Fig. 2: Accelerated matrix inversion program.
a Error E2 [Eq. (9)] in the estimate of the matrix \({J}_{2}^{-1}\) using the accelerated computer program (2) and (4) run for time tf = 1, as a function of the clock-acceleration parameter λ (black dashed line). This result is overlaid on the data of Fig. 1c, derived from the original program (1) run for time tf (green). We collect ns = 104 samples for each program. As expected from the comparison of (1) and (5), the accelerated program run for time tf is equivalent to the original program run for time λtf. b Exact elements of \({J}_{2}^{-1}\) and those estimated using the accelerated program run for time tf = 1 at two values of λ. The case λ = 1 is equivalent to the original program.

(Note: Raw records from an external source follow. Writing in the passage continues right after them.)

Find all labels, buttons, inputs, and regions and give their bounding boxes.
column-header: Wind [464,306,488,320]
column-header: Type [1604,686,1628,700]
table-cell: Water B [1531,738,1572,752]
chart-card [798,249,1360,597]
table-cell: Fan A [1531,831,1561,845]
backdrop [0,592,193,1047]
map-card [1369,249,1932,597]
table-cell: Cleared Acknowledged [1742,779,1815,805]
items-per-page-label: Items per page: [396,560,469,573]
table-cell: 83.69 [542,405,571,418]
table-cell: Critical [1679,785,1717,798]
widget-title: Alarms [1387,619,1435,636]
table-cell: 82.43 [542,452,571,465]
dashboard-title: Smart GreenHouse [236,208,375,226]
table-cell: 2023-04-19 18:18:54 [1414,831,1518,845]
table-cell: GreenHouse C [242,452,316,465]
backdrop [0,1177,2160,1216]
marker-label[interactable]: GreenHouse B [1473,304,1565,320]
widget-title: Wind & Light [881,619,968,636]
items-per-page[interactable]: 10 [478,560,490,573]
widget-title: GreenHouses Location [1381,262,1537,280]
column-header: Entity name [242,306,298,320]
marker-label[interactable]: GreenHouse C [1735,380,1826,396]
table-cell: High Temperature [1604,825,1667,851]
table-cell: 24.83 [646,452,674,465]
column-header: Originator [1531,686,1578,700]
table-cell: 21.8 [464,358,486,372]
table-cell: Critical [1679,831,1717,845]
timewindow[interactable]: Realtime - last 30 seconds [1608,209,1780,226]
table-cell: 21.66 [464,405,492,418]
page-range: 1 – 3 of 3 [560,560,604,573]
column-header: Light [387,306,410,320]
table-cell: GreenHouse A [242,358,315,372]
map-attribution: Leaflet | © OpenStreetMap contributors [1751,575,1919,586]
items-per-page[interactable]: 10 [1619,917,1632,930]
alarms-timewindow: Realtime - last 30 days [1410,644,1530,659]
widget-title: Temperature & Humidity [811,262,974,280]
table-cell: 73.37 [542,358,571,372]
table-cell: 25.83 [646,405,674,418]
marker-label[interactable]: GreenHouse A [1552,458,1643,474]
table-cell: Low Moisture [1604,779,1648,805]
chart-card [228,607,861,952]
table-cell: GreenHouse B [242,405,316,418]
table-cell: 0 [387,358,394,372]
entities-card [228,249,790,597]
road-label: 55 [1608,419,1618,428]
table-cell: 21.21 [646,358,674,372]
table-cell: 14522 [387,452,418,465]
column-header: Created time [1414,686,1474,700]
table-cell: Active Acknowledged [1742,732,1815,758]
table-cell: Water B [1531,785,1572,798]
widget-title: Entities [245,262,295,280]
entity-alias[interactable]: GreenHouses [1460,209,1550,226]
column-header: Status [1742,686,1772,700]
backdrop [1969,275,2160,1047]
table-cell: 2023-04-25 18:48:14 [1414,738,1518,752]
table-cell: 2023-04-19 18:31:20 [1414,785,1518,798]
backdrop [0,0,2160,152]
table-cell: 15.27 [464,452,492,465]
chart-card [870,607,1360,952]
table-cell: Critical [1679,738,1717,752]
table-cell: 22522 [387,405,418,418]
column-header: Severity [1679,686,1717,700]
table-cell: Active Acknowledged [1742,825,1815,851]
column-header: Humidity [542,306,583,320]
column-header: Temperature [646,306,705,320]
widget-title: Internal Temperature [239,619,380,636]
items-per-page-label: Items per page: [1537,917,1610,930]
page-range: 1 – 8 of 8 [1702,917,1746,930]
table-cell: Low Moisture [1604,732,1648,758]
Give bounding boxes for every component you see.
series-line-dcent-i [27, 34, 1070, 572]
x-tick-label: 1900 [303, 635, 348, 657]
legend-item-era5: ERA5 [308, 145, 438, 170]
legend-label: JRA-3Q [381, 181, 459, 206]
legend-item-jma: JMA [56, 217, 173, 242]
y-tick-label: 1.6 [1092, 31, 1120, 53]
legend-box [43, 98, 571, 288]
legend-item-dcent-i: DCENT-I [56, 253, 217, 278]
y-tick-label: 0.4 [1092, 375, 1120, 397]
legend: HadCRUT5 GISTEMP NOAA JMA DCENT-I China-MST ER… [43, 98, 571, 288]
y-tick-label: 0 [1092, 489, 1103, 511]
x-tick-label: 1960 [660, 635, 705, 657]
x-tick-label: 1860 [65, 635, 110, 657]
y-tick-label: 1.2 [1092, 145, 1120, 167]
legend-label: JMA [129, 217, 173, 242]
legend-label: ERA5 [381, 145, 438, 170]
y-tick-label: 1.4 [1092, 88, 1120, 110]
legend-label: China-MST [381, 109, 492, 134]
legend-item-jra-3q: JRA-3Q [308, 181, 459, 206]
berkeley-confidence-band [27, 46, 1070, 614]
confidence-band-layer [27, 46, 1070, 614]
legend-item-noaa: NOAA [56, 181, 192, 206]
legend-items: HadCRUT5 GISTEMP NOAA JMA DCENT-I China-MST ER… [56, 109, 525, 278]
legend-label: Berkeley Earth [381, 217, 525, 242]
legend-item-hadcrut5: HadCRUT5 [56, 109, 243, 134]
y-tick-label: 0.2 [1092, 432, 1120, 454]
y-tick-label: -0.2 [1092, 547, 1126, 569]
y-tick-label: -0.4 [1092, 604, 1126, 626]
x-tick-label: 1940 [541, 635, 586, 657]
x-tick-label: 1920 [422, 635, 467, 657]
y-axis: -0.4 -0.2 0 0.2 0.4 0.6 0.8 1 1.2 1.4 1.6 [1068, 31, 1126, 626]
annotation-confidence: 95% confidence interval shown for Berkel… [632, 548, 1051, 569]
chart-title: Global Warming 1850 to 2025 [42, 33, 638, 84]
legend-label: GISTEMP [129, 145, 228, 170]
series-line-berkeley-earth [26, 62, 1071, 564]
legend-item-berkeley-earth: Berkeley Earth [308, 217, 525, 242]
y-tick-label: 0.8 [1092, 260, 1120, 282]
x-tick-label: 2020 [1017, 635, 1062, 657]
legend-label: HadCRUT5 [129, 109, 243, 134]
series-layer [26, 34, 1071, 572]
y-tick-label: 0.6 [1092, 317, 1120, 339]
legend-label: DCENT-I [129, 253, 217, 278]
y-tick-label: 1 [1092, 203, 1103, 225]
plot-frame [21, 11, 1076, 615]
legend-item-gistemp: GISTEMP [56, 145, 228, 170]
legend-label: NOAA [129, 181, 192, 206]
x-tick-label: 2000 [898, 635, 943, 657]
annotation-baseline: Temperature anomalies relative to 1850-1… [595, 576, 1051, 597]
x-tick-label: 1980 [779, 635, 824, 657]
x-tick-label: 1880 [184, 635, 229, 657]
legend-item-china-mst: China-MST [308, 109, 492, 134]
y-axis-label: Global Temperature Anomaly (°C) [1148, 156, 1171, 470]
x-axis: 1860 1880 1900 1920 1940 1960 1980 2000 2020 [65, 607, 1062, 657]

Using the accelerated program with λ = 1000, the total compute time for inverting J2 at the clock speeds of the computer of refs. 16,17 would be reduced from of order 1 s (for the original program) to of order 1 ms. If all samples were run on parallel hardware, the wall time for the computation would be of order 0.1 μs.
In panel (b), we show the inverse matrix elements extracted from the accelerated program (2) and (4) for two values of λ. As expected from the comparison of (1) and (5), the elements extracted using λ = 1000 (lower panel) for program time tf = 1 are as accurate as those extracted using the original program run for time tf = 1000 (right panel of Fig. 1e).